How are you measuring that?

moyix · on June 25, 2015

It's based on dynamic taint analysis. We assign each byte the input file a unique label and then track the propagation of those labels throughout a computation. Additionally, we track the "compute number"; basically, if you have an operation in involving tainted data like

    A = B + C

Where at least one of B or C is tainted, the compute number is:

    TCN(A) = max(TCN(B),TCN(C)) + 1

So if you track the propagation of tainted data and the associated compute number, you can make a map between the byte label and compute number. Then the only remaining step is to map back from bytes in the file to pixels in the image; I used an input file in BMP format so that the correspondence between pixels <-> bytes would be fairly direct.

All this is implemented using PANDA [1], which has nice facilities for dynamic taint analysis. I just recorded Paint Shop Pro opening the currency image, and then replayed with the taint analysis to generate the raw data used for that image.
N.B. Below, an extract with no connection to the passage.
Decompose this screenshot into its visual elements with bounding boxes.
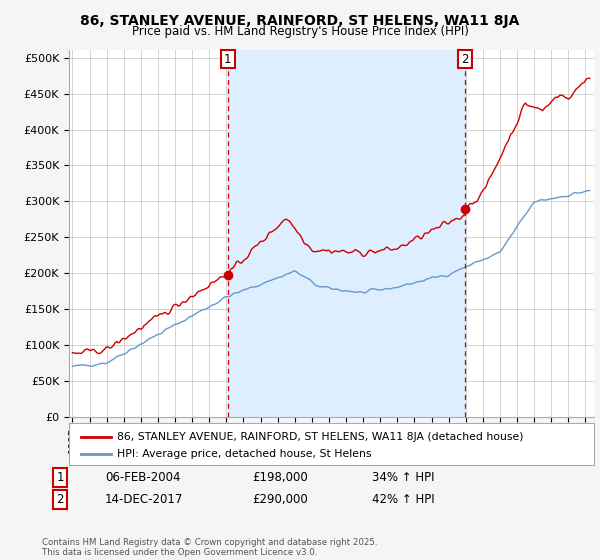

The limitation currently is that the granularity is not great (you can see that there are relatively large rectangular sections of the image with the same compute number). My guess is that this is because a lot of image processing algorithms at the lowest level end up being "multiply the image data matrix by this other matrix and pick out the nonzero entries" or some such -- so all the data there has the same amount of computation done on it. But apparently there is some sort of multi-pass algorithm at work here, which gives rise to the differing amounts of computation done on each region. I'm looking at ways to improve the granularity right now, possibly by incorporating the magnitude of the transformation on the data somehow.

[1] https://github.com/moyix/panda

tacone · on June 25, 2015

I found these videos on his website:

http://laredo-13.mit.edu/~brendan/eurion_attention.mp4

http://laredo-13.mit.edu/~brendan/eurion_tcn.mp4

moyix · on June 25, 2015

Yup. These weren't as exciting as I'd hoped. The former (eurion_attention.mp4) basically shows a sliding window of what pixels had computation done on them over time; the most recent 1000 bytes (~330 pixels) get "lit up" in each frame of the video. You can see in the early part of the video how it scans over the image multiple times, but the later parts are not very interesting (and the whole thing is absurdly long; I recommend watching at 50X).

The second (eurion_tcn.mp4) one is simpler, and just tracks the mapping between pixel and compute number [1] over time.

[1] https://news.ycombinator.com/item?id=9778871